SK: Unabhängig von der jeweiligen Methode des Datentransfers ist es wichtig, dass Datenschutz- und Sicherheitsstandards eingehalten werden, um die Vertraulichkeit und Integrität der Daten zu gewährleisten. Dies umfasst die Verschlüsselung von Daten während des Transfers, die Implementierung von Zugriffskontrollen und die Einhaltung gesetzlicher Vorschriften wie der Datenschutz-Grundverordnung DSGVO in Europa oder dem Health Insurance Portability and Accountability Act HIPAA in den USA. 

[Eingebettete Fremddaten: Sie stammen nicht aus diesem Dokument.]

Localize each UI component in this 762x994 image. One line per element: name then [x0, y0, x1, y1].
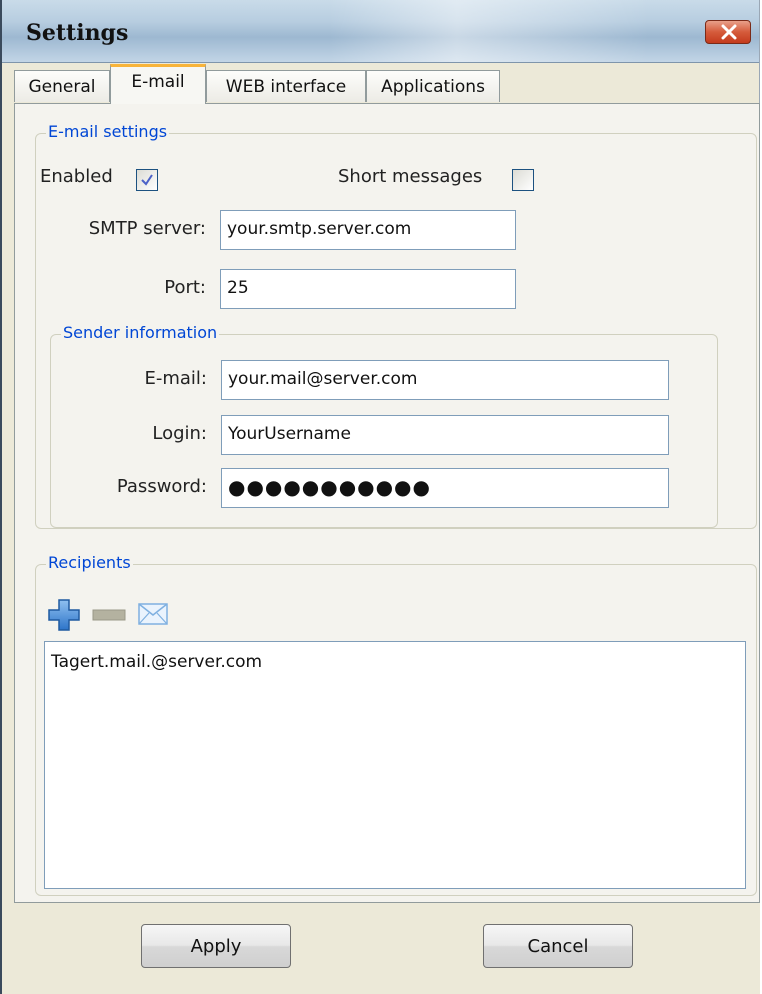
smtp-server-label: SMTP server: [88, 218, 206, 239]
dialog-footer: Apply Cancel [14, 903, 760, 994]
password-input[interactable]: ●●●●●●●●●●● [221, 468, 669, 508]
smtp-server-input[interactable]: your.smtp.server.com [220, 210, 516, 250]
tab-general[interactable]: General [14, 70, 110, 102]
short-messages-checkbox[interactable] [512, 169, 534, 191]
cancel-button[interactable]: Cancel [483, 924, 633, 968]
sender-information-title: Sender information [61, 323, 220, 342]
settings-window: Settings General E-mail WEB interface Ap… [0, 0, 760, 994]
window-title: Settings [26, 20, 129, 46]
recipients-title: Recipients [46, 553, 133, 572]
email-settings-group: E-mail settings Enabled Short messages S… [35, 122, 757, 529]
short-messages-label: Short messages [338, 166, 483, 187]
mail-recipient-icon[interactable] [138, 603, 168, 625]
title-bar-glare [329, 0, 649, 62]
password-label: Password: [116, 476, 207, 497]
checkmark-icon [141, 174, 153, 186]
sender-information-group: Sender information E-mail: your.mail@ser… [50, 323, 718, 528]
enabled-label: Enabled [40, 166, 113, 187]
title-bar[interactable]: Settings [2, 0, 759, 63]
enabled-checkbox[interactable] [136, 169, 158, 191]
close-button[interactable] [705, 20, 751, 44]
tab-applications[interactable]: Applications [366, 70, 500, 102]
tab-web-interface[interactable]: WEB interface [206, 70, 366, 102]
port-input[interactable]: 25 [220, 269, 516, 309]
add-recipient-icon[interactable] [48, 599, 80, 631]
port-label: Port: [164, 277, 206, 298]
login-input[interactable]: YourUsername [221, 415, 669, 455]
recipient-list-item[interactable]: Tagert.mail.@server.com [51, 652, 262, 672]
apply-button[interactable]: Apply [141, 924, 291, 968]
remove-recipient-icon[interactable] [92, 609, 126, 621]
recipients-list[interactable]: Tagert.mail.@server.com [44, 641, 746, 889]
login-label: Login: [152, 423, 207, 444]
email-settings-title: E-mail settings [46, 122, 170, 141]
sender-email-input[interactable]: your.mail@server.com [221, 360, 669, 400]
close-icon [721, 24, 737, 40]
tab-email[interactable]: E-mail [110, 64, 206, 104]
recipients-group: Recipients Tagert.mail.@server.com [35, 553, 757, 896]
email-tab-panel: E-mail settings Enabled Short messages S… [14, 103, 760, 903]
tab-strip: General E-mail WEB interface Application… [14, 64, 759, 104]
sender-email-label: E-mail: [144, 368, 208, 389]
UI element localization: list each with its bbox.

Darüber hinaus ist eine interoperable Dateninfrastruktur entscheidend, um sicherzustellen, dass Daten nahtlos zwischen verschiedenen Systemen und Plattformen ausgetauscht werden können. Die Förderung von Standards und Richtlinien für den Datenaustausch ist daher von entscheidender Bedeutung, um die Zusammenarbeit und Integration im eHealth-Ökosystem zu erleichtern und die Gesundheitsversorgung zu verbessern. 

DW: Herzlichen Dank, liebe Stefanie Kemp, für die Einblicke. Es ist klar, dass an der Schnittstelle zwischen der Gesundheitsversorgung und Pflege digitale Ökosysteme zu deutlichen Vorteilen in der Qualität der Versorgung durch Austausch von Daten und der Reduktion der administrativen Aufgaben führen können.